Tras el fallecimiento de una persona se abre todo un proceso con el fin de repartir la herencia. Se trata de una serie de trámites que los herederos deben llevar a cabo para formalizar todo lo relacionado con el causante. Una situación que en muchas ocasiones se torna complicada, fundamentalmente por dos razones: En primer lugar, porque se trata de tramitar cosas de alguien a quien acabas de perder. Esto significa, que el componente personal es muy grande aún.
Pero además, existe un segundo factor a tener en cuenta, y es el gran desconocimiento que en muchas ocasiones se tiene en cuanto a sucesiones se refiere. Y es que hasta que no llega el momento por obligación, no aprendemos lo que conlleva toda esta gestión. Algo que se solucionaría con algo más de aprendizaje. Pues son muchos los factores a tener en cuenta a partir de ese momento: Documentos a entregar, qué solicitar, dónde acudir, qué impuestos liquidar, dónde se tributa etc.
Impuesto de Sucesiones y Donaciones en una herencia
Cuando se produce el fallecimiento de una persona, se pone en marcha un procedimiento que debe acabar con la transmisión de todos los bienes, derechos y obligaciones del causante a sus herederos, es decir, con la transmisión de la herencia. Como toda trasmisión patrimonial, esta está sometida a un régimen impositivo determinado. Cabe recordar, que el impuesto que grava las trasmisiones mortis causa es el Impuesto de Sucesiones y Donaciones recogido en la legislación estatal, concretamente, en la Ley 29/1987 del 18 de diciembre.
Se trata de un impuesto progresivo (establece una escala impositiva que oscila entre el 8,65% y el 34%) en la medida de que a mayor cantidad percibida en la herencia, mayor tipo impositivo. Su cuantía igualmente depende de la relación familiar causante y heredero, de tal forma que las líneas familiares directas (hijos, nietos, padres) tributan en mucha menor cuantía que las líneas colaterales (hermanos, sobrino).
Este impuesto se aplica en toda España, si bien las competencias están cedidas a las comunidades autónomas, lo que hace que entre otras cosas, se hayan desarrollado normativas autonómicas que a través de las reducciones y bonificaciones, hagan que recibir una herencia sea más barato en unas que en otras.
Así afecta el lugar de residencia del fallecido en la tributación de la herencia
En este sentido, es importante tener en cuenta que el Impuesto de Sucesiones tributa en la Comunidad Autónoma donde residía el fallecido, independientemente de donde se ubiquen los bienes que forman ahora parte de su herencia. Eso hace que la diferencia en el importe a pagar, sea muy diferente dependiendo de dónde residiera el causante.

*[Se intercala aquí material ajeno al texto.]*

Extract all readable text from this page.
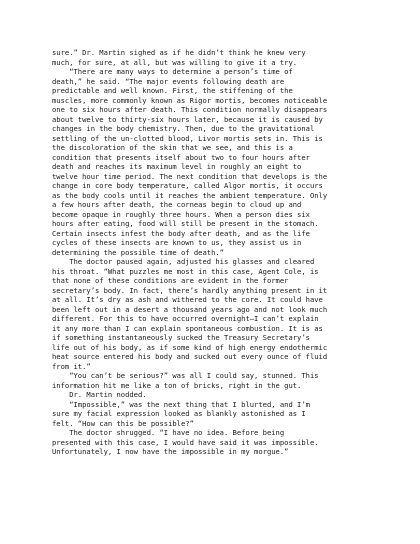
sure.” Dr. Martin sighed as if he didn’t think he knew very
much, for sure, at all, but was willing to give it a try.
“There are many ways to determine a person’s time of
death,” he said. “The major events following death are
predictable and well known. First, the stiffening of the
muscles, more commonly known as Rigor mortis, becomes noticeable
one to six hours after death. This condition normally disappears
about twelve to thirty-six hours later, because it is caused by
changes in the body chemistry. Then, due to the gravitational
settling of the un-clotted blood, Livor mortis sets in. This is
the discoloration of the skin that we see, and this is a
condition that presents itself about two to four hours after
death and reaches its maximum level in roughly an eight to
twelve hour time period. The next condition that develops is the
change in core body temperature, called Algor mortis, it occurs
as the body cools until it reaches the ambient temperature. Only
a few hours after death, the corneas begin to cloud up and
become opaque in roughly three hours. When a person dies six
hours after eating, food will still be present in the stomach.
Certain insects infest the body after death, and as the life
cycles of these insects are known to us, they assist us in
determining the possible time of death.”
The doctor paused again, adjusted his glasses and cleared
his throat. “What puzzles me most in this case, Agent Cole, is
that none of these conditions are evident in the former
secretary’s body. In fact, there’s hardly anything present in it
at all. It’s dry as ash and withered to the core. It could have
been left out in a desert a thousand years ago and not look much
different. For this to have occurred overnight—I can’t explain
it any more than I can explain spontaneous combustion. It is as
if something instantaneously sucked the Treasury Secretary’s
life out of his body, as if some kind of high energy endothermic
heat source entered his body and sucked out every ounce of fluid
from it.”
“You can’t be serious?” was all I could say, stunned. This
information hit me like a ton of bricks, right in the gut.
Dr. Martin nodded.
“Impossible,” was the next thing that I blurted, and I’m
sure my facial expression looked as blankly astonished as I
felt. “How can this be possible?”
The doctor shrugged. “I have no idea. Before being
presented with this case, I would have said it was impossible.
Unfortunately, I now have the impossible in my morgue.”
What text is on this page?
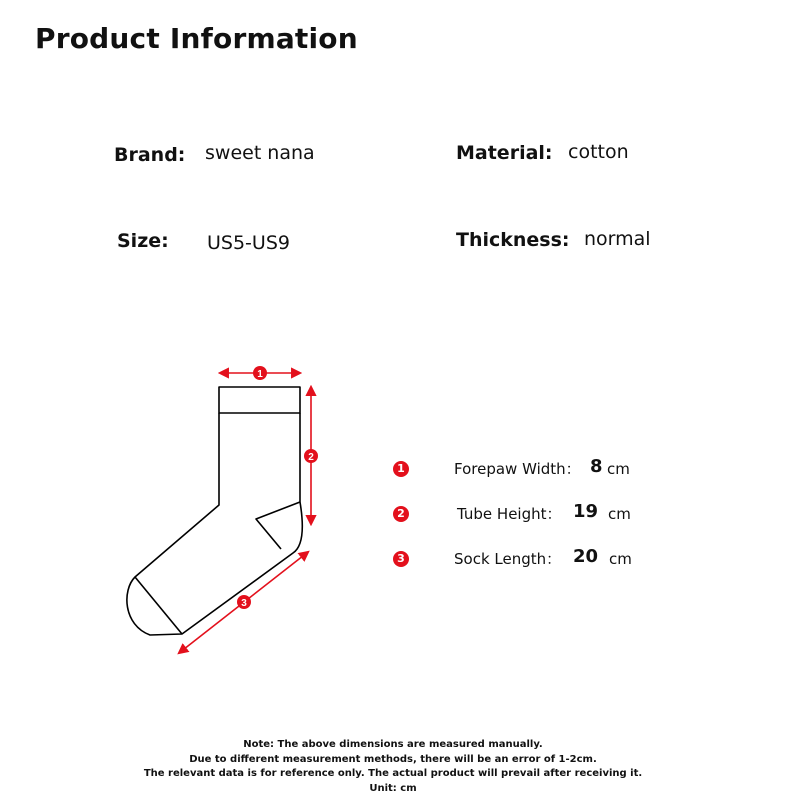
Product Information
Brand: sweet nana	Material: cotton
Size: US5-US9	Thickness: normal
1
2
3
1	Forepaw Width： 8 cm
2	Tube Height： 19 cm
3	Sock Length： 20 cm
Note: The above dimensions are measured manually.
Due to different measurement methods, there will be an error of 1-2cm.
The relevant data is for reference only. The actual product will prevail after receiving it.
Unit: cm
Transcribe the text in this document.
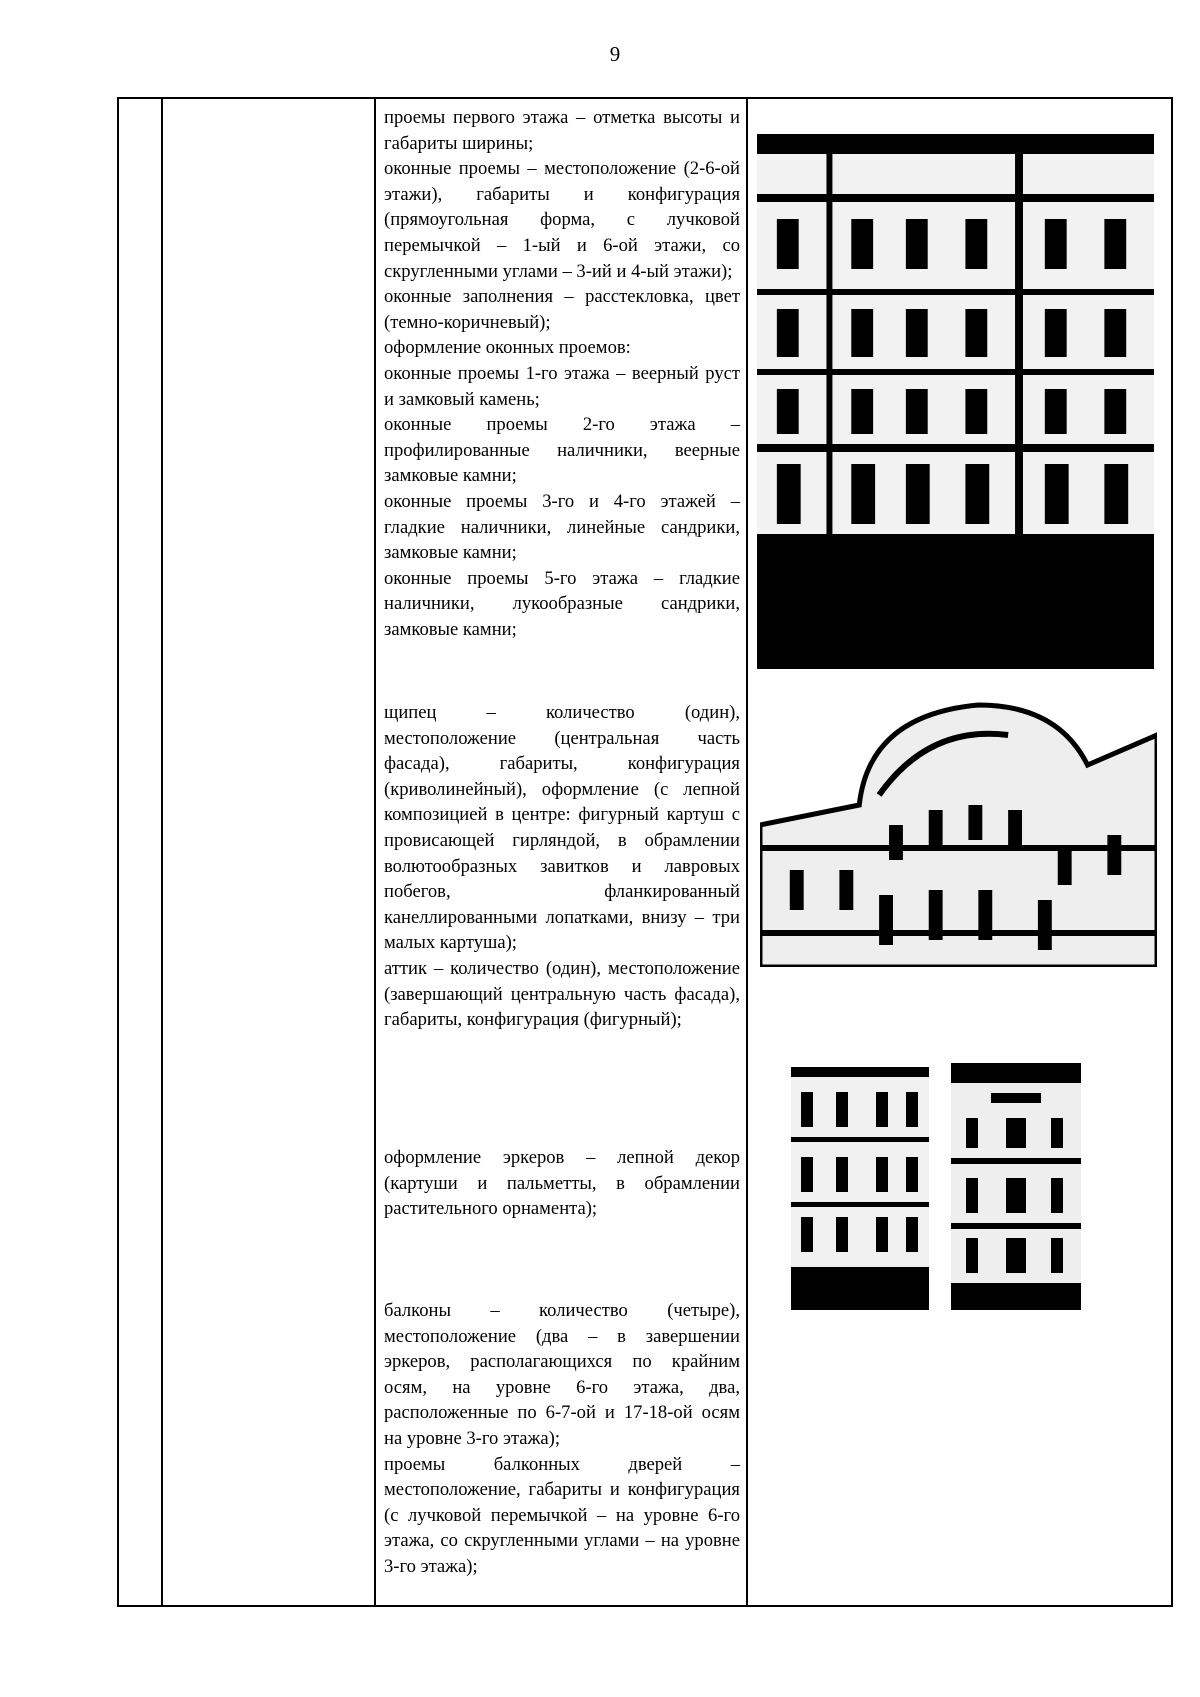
9

проемы первого этажа – отметка высоты и габариты ширины;

оконные проемы – местоположение (2-6-ой этажи), габариты и конфигурация (прямоугольная форма, с лучковой перемычкой – 1-ый и 6-ой этажи, со скругленными углами – 3-ий и 4-ый этажи);

оконные заполнения – расстекловка, цвет (темно-коричневый);

оформление оконных проемов:

оконные проемы 1-го этажа – веерный руст и замковый камень;

оконные проемы 2-го этажа – профилированные наличники, веерные замковые камни;

оконные проемы 3-го и 4-го этажей – гладкие наличники, линейные сандрики, замковые камни;

оконные проемы 5-го этажа – гладкие наличники, лукообразные сандрики, замковые камни;

щипец – количество (один), местоположение (центральная часть фасада), габариты, конфигурация (криволинейный), оформление (с лепной композицией в центре: фигурный картуш с провисающей гирляндой, в обрамлении волютообразных завитков и лавровых побегов, фланкированный канеллированными лопатками, внизу – три малых картуша);

аттик – количество (один), местоположение (завершающий центральную часть фасада), габариты, конфигурация (фигурный);

оформление эркеров – лепной декор (картуши и пальметты, в обрамлении растительного орнамента);

балконы – количество (четыре), местоположение (два – в завершении эркеров, располагающихся по крайним осям, на уровне 6-го этажа, два, расположенные по 6-7-ой и 17-18-ой осям на уровне 3-го этажа);

проемы балконных дверей – местоположение, габариты и конфигурация (с лучковой перемычкой – на уровне 6-го этажа, со скругленными углами – на уровне 3-го этажа);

Esta circunstancia hizo que hace unos años, familias con patrimonios importantes de toda España fijasen su residencia en Madrid donde las reducciones y bonificaciones fiscales eran más importantes. Actualmente, varias Comunidades Autónomas (Comunidad de Madrid, Andalucía, Comunidad Valenciana o Galicia) bonifican al 99% esta carga fiscal, lo que hace que el Impuesto de Sucesiones sea simbólico en los siguientes grados de parentescos: descendientes y adoptados menores de 21 años (Grupo I); y descendientes y adoptados de 21 o más años, cónyuges, ascendientes y adoptantes (Grupo II).
Estas importantes diferencias en la cuota del impuesto, derivada de que la legislación aplicable sea la de la Comunidad Autónoma donde el causante tuviese su domicilio, ha hecho que por parte de la Administración Central, se estén planteando la idea de establecer una «armonización fiscal» en todo el territorio nacional, que evite las importantes diferencias impositivas que viene motivadas única y exclusivamente por el lugar de residencia del causante.
Las trasmisiones mortis causa cuando incluyes bienes urbanos, también deben tributar por el Incremento sobre el Valor de los Terrenos de Naturaleza Urbana (Plusvalía), si bien en estos casos, el lugar de residencia del causante no es importante puesto que se tributa en el Ayuntamiento del término municipal donde se ubiquen los bienes urbanos.